Не я один погиб от этой моральной заразы. Я, может быть, был слабейшим из всех. Но ведь все прошлое поколение выросло в духе набожной тишины, насильственного почтения к старшим, безличности и безгласности. Будь же проклято это подлое время, время молчания и нищенства, это благоденственное и мирное житие под безмолвной сенью благочестивой реакции! Потому что тихое оподление души человеческой ужаснее всех баррикад и расстрелов в мире.

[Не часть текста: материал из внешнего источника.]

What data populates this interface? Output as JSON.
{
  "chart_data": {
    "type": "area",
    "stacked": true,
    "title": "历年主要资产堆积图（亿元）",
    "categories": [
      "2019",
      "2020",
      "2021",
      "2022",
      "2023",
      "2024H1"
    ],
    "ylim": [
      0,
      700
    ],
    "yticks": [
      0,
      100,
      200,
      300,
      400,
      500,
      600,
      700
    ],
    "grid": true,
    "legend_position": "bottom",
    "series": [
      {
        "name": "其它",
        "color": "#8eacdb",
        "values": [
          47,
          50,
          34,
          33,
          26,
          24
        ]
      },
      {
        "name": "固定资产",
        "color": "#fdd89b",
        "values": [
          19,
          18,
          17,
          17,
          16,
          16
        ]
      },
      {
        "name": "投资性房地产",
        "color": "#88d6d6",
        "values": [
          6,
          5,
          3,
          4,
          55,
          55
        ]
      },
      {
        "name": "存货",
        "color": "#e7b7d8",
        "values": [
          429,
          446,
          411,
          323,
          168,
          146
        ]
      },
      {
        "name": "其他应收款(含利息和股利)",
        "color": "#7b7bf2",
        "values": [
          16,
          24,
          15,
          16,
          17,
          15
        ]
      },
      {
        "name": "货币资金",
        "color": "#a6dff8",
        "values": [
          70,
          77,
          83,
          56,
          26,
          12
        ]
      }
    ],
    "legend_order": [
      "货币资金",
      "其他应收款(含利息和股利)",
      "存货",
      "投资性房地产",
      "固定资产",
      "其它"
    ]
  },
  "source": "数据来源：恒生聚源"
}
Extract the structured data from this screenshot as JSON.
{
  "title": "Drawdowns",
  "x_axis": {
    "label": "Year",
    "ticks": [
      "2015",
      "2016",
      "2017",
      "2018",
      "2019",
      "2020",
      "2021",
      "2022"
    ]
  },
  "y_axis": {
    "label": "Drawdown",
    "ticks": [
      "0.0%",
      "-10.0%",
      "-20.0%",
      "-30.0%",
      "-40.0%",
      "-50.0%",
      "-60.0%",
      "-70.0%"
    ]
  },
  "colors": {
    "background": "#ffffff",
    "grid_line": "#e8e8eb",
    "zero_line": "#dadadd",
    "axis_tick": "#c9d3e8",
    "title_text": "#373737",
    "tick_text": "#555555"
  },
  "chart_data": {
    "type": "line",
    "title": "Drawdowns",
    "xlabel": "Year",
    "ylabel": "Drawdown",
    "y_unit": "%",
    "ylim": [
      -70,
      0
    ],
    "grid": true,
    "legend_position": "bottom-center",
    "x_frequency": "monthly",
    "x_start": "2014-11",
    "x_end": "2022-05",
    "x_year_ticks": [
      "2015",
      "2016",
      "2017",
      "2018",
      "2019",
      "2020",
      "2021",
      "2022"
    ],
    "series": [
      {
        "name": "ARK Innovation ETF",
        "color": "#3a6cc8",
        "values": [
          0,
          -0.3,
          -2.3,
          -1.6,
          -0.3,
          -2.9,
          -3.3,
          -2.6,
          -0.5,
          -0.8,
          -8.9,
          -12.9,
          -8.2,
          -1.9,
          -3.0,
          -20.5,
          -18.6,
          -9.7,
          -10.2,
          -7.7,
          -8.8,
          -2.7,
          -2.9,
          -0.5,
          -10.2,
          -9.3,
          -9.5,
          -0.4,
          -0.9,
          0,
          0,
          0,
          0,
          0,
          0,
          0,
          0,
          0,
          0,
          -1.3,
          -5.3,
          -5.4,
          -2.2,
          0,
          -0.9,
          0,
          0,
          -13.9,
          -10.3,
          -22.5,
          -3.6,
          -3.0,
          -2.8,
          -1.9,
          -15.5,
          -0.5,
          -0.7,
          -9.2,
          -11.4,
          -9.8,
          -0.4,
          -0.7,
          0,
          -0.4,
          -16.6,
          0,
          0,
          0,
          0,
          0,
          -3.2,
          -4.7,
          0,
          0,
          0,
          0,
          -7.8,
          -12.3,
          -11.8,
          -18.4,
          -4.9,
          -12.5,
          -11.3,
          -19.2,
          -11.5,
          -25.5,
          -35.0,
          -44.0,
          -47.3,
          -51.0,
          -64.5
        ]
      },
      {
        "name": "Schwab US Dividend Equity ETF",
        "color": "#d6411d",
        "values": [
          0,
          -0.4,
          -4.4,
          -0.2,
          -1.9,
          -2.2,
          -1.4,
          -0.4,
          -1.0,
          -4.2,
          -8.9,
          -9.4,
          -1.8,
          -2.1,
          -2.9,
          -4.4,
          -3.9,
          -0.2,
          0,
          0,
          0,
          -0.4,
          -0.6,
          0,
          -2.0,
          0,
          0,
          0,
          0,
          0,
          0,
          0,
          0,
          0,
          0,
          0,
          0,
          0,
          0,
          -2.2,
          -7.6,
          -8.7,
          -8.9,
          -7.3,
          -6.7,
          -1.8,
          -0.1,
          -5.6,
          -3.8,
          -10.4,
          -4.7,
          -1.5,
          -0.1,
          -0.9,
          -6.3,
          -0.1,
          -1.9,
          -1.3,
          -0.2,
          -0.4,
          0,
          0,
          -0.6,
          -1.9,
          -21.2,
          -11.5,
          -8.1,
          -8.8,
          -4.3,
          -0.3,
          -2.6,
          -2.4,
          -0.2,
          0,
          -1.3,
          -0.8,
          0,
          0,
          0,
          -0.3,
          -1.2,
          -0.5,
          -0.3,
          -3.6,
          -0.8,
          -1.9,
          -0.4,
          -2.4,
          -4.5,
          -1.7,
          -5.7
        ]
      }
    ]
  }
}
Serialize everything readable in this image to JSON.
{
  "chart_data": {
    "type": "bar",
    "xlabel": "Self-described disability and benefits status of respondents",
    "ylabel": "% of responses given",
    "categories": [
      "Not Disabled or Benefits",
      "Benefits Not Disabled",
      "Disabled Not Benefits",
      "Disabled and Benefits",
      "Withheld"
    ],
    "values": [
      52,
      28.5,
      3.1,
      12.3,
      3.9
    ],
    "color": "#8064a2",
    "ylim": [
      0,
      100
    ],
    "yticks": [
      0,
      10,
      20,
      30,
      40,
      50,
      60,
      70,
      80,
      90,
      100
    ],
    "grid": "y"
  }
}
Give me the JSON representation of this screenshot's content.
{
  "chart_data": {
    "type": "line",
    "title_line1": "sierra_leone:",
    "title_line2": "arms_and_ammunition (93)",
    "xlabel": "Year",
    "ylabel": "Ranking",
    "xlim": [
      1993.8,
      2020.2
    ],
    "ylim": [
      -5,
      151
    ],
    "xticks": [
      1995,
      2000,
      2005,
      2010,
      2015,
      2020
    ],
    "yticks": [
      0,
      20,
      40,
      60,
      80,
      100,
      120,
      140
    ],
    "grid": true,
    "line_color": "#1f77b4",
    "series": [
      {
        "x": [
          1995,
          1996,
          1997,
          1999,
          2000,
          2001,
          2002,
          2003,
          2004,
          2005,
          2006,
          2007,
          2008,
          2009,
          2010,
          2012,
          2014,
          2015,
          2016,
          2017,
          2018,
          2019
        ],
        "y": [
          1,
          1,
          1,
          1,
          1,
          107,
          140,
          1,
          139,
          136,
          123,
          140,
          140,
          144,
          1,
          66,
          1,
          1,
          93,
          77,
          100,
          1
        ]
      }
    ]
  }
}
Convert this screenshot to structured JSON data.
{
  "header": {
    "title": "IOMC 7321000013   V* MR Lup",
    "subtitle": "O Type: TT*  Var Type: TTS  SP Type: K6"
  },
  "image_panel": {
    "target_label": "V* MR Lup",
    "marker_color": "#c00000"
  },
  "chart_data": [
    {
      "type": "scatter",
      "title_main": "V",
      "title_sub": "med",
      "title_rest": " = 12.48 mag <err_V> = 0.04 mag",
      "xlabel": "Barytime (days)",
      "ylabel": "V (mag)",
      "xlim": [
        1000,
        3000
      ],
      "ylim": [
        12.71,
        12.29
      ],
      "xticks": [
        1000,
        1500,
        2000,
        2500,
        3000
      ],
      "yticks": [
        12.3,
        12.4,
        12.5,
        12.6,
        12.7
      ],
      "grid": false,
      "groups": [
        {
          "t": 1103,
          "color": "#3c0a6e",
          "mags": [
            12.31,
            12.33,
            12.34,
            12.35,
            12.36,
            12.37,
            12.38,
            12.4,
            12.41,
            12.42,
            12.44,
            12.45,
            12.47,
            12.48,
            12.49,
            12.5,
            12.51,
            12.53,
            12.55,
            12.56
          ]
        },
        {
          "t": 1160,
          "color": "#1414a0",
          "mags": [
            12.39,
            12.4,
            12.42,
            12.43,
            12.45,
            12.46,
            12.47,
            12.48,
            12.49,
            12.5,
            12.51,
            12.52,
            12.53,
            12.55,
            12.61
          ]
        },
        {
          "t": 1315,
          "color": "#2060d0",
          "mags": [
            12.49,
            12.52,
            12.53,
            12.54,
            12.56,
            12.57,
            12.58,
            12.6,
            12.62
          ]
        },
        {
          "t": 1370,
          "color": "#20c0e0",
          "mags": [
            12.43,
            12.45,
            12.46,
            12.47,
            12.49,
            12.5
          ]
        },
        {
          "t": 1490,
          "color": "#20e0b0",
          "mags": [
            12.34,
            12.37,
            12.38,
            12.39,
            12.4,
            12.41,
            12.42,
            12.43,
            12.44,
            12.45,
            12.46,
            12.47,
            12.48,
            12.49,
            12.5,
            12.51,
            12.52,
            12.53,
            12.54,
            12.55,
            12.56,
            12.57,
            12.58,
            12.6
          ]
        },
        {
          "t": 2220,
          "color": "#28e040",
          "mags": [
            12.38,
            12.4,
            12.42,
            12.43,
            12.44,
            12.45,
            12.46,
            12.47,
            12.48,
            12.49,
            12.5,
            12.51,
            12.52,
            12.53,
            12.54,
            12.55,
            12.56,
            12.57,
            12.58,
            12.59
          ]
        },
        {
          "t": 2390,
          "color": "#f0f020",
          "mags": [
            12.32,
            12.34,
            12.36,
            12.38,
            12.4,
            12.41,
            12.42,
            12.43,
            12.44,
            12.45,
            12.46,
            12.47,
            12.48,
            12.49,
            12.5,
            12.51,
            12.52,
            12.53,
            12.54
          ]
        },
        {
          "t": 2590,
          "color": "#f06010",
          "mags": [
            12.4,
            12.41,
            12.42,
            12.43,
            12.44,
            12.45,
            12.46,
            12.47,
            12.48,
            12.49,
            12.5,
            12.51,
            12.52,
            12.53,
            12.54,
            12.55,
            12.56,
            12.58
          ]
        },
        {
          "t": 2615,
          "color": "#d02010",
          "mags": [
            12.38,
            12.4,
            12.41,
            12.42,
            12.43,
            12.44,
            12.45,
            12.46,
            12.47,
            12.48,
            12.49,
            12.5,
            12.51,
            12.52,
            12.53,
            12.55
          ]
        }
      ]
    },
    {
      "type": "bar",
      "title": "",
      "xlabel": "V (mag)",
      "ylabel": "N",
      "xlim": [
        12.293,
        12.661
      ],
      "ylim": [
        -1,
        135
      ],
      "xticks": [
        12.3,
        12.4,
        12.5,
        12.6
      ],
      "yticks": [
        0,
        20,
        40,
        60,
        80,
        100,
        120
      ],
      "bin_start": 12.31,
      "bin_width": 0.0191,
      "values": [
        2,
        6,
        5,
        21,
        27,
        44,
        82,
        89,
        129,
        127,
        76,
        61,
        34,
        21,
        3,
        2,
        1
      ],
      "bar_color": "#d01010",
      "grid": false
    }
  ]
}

Странно: когда я один на один с моей собственной волей, я не только не трус, но я даже мало знаю людей, которые так легко способны рисковать жизнью. Я ходил по карнизам от окна к окну на пятиэтажной высоте и глядел вниз, я заплывал так далеко в море, что руки и ноги отказывались служить мне, и я, чтобы избегнуть судороги, ложился на спину и отдыхал. И многое, многое другое. Наконец через десять минут я убью себя, а это тоже ведь чего-нибудь да стоит. Но людей я боюсь. Людей я боюсь! Когда я слышу, как пьяные ругаются и дерутся на улице, я бледнею от ужаса в своей комнате. А когда я ночью, лежа в постели, представляю себе пустую площадь и несущийся по ней с грохотом взвод казаков, я чувствую, как сердце у меня перестает биться, как холодеет все мое тело и мои пальцы судорожно корчатся. Я на всю жизнь испуган чем-то, что есть в большинстве людей и чего я не умею объяснить. Таково было и все молодое поколение предыдущего, переходного времени. Мы в уме презирали рабство, но сами росли трусливыми рабами. Наша ненависть была глубока, страстна, но бесплодна, и была похожа на безумную влюбленность кастрата.

Но ты все поймешь и все объяснишь товарищам, которым я перед смертью говорю, что люблю их и уважаю, несмотря ни на что. Может быть, они поверят тебе, что я умер вовсе не потому, что невольно и низко предал их. Я знаю, что нет в мире ничего страшнее этого страшного слова «предатель», которое, идя от уст к ушам, от уст к ушам, заживо умерщвляет человека. О, я сумел бы загладить мою ошибку, не будь я рожден и воспитан рабом человеческой наглости, трусости и глупости. Но именно оттого, что я таков, я и умираю. В теперешнее страшное, бредовое время позорно, и тяжело, и прямо невозможно жить таким, как я.